Espinosa mined social media for clues she shared with police. She took to the streets to stake out witnesses. When she got too close, she and her family were threatened. But Espinosa was undeterred. At one point, she even held an event for families of murder victims across the street from where she knew her son’s killer hung out.

“My obsession was bigger than my fear,” she said when we talked this week.

While many viewers have just been introduced to Espinosa, and three other mothers who went to great lengths for their children, her story should be a familiar one to readers of this column.

For years, I documented Espinosa’s search for justice as she became one of the city’s most vocal advocates for victims of gun violence. (Full disclosure: I also make a brief appearance in the docuseries.) Even while trying to solve her son’s murder, Espinosa guided other families looking for answers. She also organized a protest outside of Philadelphia Police Department headquarters to highlight the city’s staggering number of unsolved murders.

Three years after her son’s death, Espinosa finally faced his killer, who pleaded guilty and was sentenced to 24 to 28 years in prison. The bullet that killed her son, she said in court that emotional day, also shattered the worlds of everyone who loved him — including his only daughter.

Afterward, family and friends told her she should go home and rest. All of her hard work, her courage had paid off. But just hours later, Espinosa stood before hundreds of people impacted by gun violence who had gathered at the Art Museum steps. Through tears, she said that no one should find comfort in a city where so many are living in anguish.

In many ways, Espinosa’s story is not unlike the stories of other families. But hers offers a blueprint for those hoping to keep the deaths of their loved ones from being eclipsed by the constant bloodshed in our city.

She hopes she can offer some inspiration. More so, she hopes that her work is a reminder that it is crucial to hold accountable every part of a system that fails families of homicide victims, and the institutional barriers that compound their grief. That stretches from the struggle to reach detectives to navigating a judicial system that often fails to put victims at the center of its efforts.

“The institutions that should put victims first are broken,” she said. “There are so many barriers that only add to our pain.”

By her count, she went to court more than 50 times as her son’s case slowly wound its way through the legal system. She all but begged some media outlets to share her story. She lost count of the multiple assistant district attorneys assigned to her case.

After the show premiered last month on Hulu, Espinosa was overwhelmed by people reaching out from all over the country. Many wanted her to know that her story touched them, but even more asked for guidance.
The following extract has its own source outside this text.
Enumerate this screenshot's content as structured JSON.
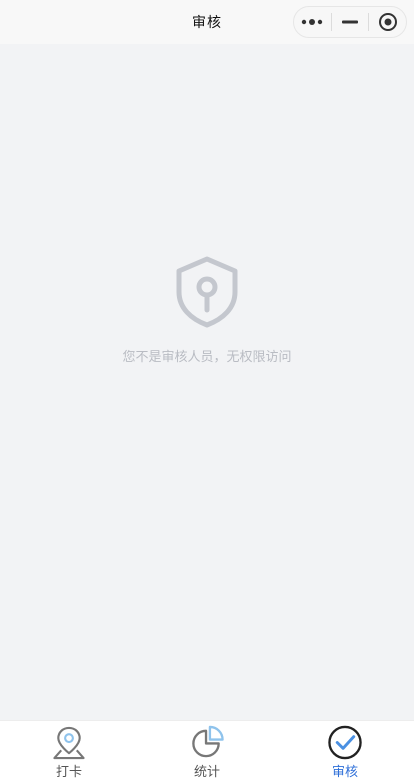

A mother in Kentucky. Another in Florida. Still another in Texas — all with their own stories of loss, all with the same plea: “Can you help?”

Espinosa is now a fellow for the national organization Everytown for Gun Safety and a volunteer for the nonprofit’s grassroots movement Moms Demand Action. (She’s hoping to become a senior fellow, which would allow her to mentor other survivors, so if you’ve been inspired by her story, text HONOR/Lisa Espinosa to 64433.) And lately, she’s begun to think more seriously about turning the lessons she learned into a book.

Lesson No. 1: Far too many families in Philadelphia are forced to put their grief on hold while desperately seeking justice that most never get.